Influence of surface topology on fatigue of DED-Arc components: A NURBS based 3D-FEA approach

Directed Energy Deposition with electric arc sources (DED-Arc) is an additive manufacturing (AM) technology for the production of metal components, particularly in the field of structural steel applications. Its ability to process high-strength low-alloy (HSLA) steels using cost-effective wire feedstock and to fabricate near-net-shape geometries makes it attractive for both new part manufacturing and repair. However, the as-built surface of DED-Arc components is characterised by significant waviness and irregularities due to the nature of the layerwise deposition process. These surface features act as potential stress concentrators and can have a significant effect on fatigue performance. In this study, the influence of surface topology on the fatigue behaviour of DED-Arc manufactured components of HSLA is investigated. Fatigue tests were conducted on specimens in both as-built and machined surface conditions to experimentally quantify the impact of surface waviness. High-resolution 3D scanning and reverse engineering using NURBS-based surface reconstruction were employed to accurately represent real geometries in finite element simulations. Local stress distributions were evaluated to determine fatigue notch factors related to surface waviness.
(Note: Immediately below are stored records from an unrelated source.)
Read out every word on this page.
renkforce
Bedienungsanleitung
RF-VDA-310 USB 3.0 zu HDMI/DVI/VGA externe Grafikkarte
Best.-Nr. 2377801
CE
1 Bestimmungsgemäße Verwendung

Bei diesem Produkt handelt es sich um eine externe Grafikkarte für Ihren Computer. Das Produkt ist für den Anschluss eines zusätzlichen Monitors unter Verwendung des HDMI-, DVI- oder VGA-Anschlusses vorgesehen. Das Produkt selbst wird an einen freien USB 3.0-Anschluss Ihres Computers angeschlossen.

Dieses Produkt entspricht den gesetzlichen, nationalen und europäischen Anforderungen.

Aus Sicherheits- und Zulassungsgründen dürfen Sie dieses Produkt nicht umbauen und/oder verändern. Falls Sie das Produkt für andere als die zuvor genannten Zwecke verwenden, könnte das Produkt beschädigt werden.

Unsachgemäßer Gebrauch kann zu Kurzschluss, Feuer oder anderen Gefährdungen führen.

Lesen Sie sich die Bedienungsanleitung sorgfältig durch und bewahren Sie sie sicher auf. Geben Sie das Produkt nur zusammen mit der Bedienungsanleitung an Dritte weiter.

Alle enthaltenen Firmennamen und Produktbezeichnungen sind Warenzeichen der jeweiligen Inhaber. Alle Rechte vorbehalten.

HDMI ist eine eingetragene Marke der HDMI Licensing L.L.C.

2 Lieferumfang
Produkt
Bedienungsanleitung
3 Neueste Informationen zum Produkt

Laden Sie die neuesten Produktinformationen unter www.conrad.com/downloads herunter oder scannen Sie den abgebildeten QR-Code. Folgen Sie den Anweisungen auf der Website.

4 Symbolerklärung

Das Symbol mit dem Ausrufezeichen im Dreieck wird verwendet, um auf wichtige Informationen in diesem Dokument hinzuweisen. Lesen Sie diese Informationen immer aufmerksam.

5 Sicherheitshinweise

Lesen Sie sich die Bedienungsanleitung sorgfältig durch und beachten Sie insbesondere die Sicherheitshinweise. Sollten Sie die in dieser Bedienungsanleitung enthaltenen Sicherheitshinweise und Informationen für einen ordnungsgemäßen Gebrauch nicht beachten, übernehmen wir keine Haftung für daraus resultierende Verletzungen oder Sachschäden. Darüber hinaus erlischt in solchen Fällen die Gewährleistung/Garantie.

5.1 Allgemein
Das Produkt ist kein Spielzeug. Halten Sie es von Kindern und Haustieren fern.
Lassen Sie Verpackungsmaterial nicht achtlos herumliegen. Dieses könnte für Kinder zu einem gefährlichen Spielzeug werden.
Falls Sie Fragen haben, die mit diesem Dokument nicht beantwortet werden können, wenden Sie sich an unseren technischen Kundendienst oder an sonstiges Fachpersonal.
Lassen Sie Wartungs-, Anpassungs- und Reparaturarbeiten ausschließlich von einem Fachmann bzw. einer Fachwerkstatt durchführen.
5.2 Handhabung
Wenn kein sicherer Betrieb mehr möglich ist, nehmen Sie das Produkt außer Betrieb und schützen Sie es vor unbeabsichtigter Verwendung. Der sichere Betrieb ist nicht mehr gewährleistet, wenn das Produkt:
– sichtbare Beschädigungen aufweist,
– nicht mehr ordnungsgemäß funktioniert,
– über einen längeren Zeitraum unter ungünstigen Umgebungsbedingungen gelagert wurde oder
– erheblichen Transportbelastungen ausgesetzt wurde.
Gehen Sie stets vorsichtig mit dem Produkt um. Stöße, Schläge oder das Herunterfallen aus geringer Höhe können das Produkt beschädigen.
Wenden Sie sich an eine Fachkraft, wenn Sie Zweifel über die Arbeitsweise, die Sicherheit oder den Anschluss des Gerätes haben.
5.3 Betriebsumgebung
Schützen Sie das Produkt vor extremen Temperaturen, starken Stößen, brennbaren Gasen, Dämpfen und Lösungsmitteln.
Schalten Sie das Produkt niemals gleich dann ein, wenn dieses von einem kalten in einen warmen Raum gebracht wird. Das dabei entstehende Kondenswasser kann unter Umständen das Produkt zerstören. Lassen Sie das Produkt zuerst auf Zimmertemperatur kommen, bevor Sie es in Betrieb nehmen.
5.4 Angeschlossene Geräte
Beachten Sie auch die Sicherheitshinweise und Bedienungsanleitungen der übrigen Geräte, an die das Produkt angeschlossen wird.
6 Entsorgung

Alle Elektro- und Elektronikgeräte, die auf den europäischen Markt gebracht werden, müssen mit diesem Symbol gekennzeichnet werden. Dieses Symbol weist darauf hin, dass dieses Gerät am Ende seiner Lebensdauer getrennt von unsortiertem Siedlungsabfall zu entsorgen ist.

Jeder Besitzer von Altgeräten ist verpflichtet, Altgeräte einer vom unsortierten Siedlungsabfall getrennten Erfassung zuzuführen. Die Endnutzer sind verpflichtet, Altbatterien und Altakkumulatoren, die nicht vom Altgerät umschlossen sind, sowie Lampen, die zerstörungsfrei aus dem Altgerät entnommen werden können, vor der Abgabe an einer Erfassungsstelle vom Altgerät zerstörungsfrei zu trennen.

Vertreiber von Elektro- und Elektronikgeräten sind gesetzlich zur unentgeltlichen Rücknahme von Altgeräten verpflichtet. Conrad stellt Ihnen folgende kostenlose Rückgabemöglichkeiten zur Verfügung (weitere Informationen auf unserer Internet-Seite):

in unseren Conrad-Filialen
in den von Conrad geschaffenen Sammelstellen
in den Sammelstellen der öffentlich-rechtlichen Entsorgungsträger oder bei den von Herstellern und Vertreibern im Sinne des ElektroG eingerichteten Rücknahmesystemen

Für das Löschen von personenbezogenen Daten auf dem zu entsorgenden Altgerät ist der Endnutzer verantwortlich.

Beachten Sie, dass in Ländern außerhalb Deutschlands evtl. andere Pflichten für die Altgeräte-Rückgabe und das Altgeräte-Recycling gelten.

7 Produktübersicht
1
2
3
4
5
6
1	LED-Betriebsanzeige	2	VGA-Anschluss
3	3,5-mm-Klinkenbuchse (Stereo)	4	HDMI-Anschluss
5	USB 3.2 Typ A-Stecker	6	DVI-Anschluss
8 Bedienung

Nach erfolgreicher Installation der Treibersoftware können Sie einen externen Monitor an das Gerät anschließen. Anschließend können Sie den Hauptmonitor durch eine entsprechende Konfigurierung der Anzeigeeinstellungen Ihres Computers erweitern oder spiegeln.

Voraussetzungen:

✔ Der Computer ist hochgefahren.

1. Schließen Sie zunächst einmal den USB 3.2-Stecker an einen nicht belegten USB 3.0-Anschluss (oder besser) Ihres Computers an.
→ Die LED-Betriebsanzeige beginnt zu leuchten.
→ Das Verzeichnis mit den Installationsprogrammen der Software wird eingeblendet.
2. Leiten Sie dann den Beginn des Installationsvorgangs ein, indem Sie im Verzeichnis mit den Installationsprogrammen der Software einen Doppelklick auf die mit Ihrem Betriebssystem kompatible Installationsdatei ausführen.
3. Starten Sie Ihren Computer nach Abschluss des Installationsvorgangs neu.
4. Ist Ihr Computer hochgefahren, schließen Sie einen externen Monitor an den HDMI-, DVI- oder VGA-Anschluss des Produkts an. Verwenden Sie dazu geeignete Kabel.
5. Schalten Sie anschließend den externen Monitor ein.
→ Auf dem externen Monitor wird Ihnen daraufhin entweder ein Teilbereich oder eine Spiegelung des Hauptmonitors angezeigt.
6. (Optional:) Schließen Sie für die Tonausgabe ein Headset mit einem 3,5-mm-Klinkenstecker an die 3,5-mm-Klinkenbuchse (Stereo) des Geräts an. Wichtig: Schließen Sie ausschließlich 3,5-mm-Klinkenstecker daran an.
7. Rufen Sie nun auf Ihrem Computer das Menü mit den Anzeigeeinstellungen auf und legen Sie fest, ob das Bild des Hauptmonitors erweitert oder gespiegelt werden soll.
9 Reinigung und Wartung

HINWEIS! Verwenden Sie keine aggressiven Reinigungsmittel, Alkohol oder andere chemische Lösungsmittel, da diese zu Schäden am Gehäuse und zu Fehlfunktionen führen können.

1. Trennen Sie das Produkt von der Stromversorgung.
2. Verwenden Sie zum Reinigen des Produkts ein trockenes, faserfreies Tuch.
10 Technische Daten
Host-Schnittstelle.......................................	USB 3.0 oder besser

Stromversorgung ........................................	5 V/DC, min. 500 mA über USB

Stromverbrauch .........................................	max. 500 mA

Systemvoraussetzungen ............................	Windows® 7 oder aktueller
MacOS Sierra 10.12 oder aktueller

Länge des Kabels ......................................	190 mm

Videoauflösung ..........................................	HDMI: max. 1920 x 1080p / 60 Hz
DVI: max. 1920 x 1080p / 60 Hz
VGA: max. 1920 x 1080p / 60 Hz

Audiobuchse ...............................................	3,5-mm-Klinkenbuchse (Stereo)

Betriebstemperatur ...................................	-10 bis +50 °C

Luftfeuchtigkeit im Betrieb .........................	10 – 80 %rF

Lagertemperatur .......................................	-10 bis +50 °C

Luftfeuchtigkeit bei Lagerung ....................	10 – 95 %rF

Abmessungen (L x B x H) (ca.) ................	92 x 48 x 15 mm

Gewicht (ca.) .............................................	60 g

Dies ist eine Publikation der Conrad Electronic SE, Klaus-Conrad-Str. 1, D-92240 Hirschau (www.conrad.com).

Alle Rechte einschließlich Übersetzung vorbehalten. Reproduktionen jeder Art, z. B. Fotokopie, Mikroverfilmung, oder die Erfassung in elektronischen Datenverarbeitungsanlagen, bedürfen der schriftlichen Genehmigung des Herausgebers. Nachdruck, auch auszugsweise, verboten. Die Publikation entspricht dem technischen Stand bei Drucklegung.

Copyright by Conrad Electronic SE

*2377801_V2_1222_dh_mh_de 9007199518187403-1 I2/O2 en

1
Furthermore, the base material was characterised experimentally by fatigue tests and the results were used in a numerical framework to predict the fatigue life. Combining the experimental fatigue data with simulation-based notch factor evaluation enabled the development of a predictive model for fatigue life estimation that accounts for manufacturing-induced surface effects. The findings demonstrate the necessity of considering real surface topologies in fatigue assessments and offer a basis for improved design and qualification of AM components.